The Fifth Elephant 2019

Gathering of 1000+ practitioners from the data ecosystem

Up next

Schema Registry and the nitty gritty details of schema formats


Shivji Kumar Jha


The data ecosystem has come along way in last decade. The ride from structured to unstructured data has been quick. And kafka (more genrally the streaming ecosystem) has been at the forefront of that innovation. While the streaming architecture started with bits (== data - semantics) flowing through the network to offer flexibity the structure and semantics has caught up rather quickly. The same is evident by confluent’s schema registry for kafka and schema registry being shipped with Apache pulsar etc.
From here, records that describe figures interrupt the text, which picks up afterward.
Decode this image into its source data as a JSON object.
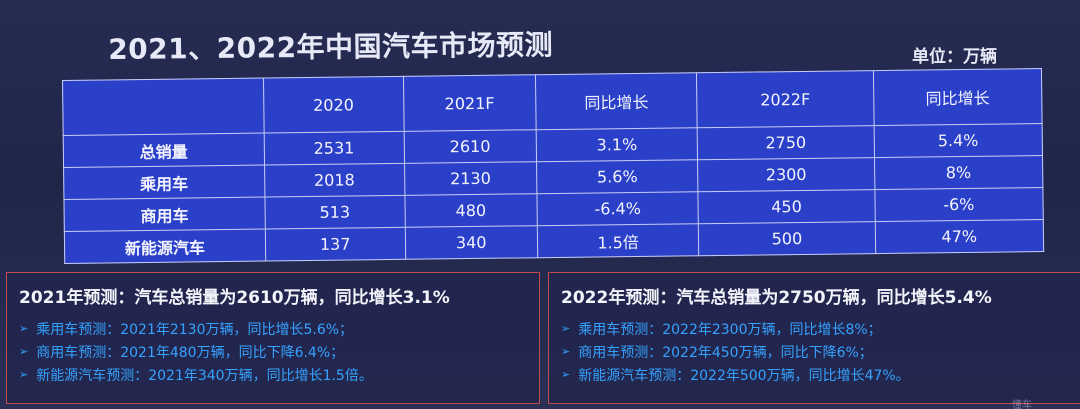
{
  "title": "2021、2022年中国汽车市场预测",
  "unit": "单位：万辆",
  "table": {
    "headers": [
      "",
      "2020",
      "2021F",
      "同比增长",
      "2022F",
      "同比增长"
    ],
    "rows": [
      {
        "label": "总销量",
        "cells": [
          "2531",
          "2610",
          "3.1%",
          "2750",
          "5.4%"
        ]
      },
      {
        "label": "乘用车",
        "cells": [
          "2018",
          "2130",
          "5.6%",
          "2300",
          "8%"
        ]
      },
      {
        "label": "商用车",
        "cells": [
          "513",
          "480",
          "-6.4%",
          "450",
          "-6%"
        ]
      },
      {
        "label": "新能源汽车",
        "cells": [
          "137",
          "340",
          "1.5倍",
          "500",
          "47%"
        ]
      }
    ]
  },
  "panel_2021": {
    "heading": "2021年预测：汽车总销量为2610万辆，同比增长3.1%",
    "items": [
      "乘用车预测：2021年2130万辆，同比增长5.6%；",
      "商用车预测：2021年480万辆，同比下降6.4%；",
      "新能源汽车预测：2021年340万辆，同比增长1.5倍。"
    ]
  },
  "panel_2022": {
    "heading": "2022年预测：汽车总销量为2750万辆，同比增长5.4%",
    "items": [
      "乘用车预测：2022年2300万辆，同比增长8%；",
      "商用车预测：2022年450万辆，同比下降6%；",
      "新能源汽车预测：2022年500万辆，同比增长47%。"
    ]
  },
  "watermark": "懂车",
  "icons": {
    "bullet": "arrow-bullet-icon"
  },
  "colors": {
    "table_bg": "#2b40c8",
    "item_text": "#35a2ff",
    "panel_border": "#c24c4c"
  }
}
The schema representation though is a vast topic and with multiple topics (json-schemas, avro, protobuf, thrift) its difficult to really understand whats best for you. This talk will present this formats and how they actually work under the hood encoding and decoding data, how the schema evolves over time relating to all these formats etc


This talk is mostly centered around:
1. The most popular schema representation formats.
2. How these formats actually encode and decode data on producer/consumer ends.
3. Why we chose Avro for our pipeline
4. What are the important factors in choosing one of these.

Speaker bio

Shiv is a passionate engineer who loves building scalable, fault-tolerant & highly available platforms. Shiv has contributed to multiple open source projects including apache pulsar, mysql, apache atlas etc. Shiv has worked on a variety of products ranging from backend platforms to infra to web applications and loves collaborating with people sharing and gathering knowledge through the open source community. Shiv has previously been a speaker at multiple open source conferences including FOSS ASIA, OPEN SOURCE INDIA etc.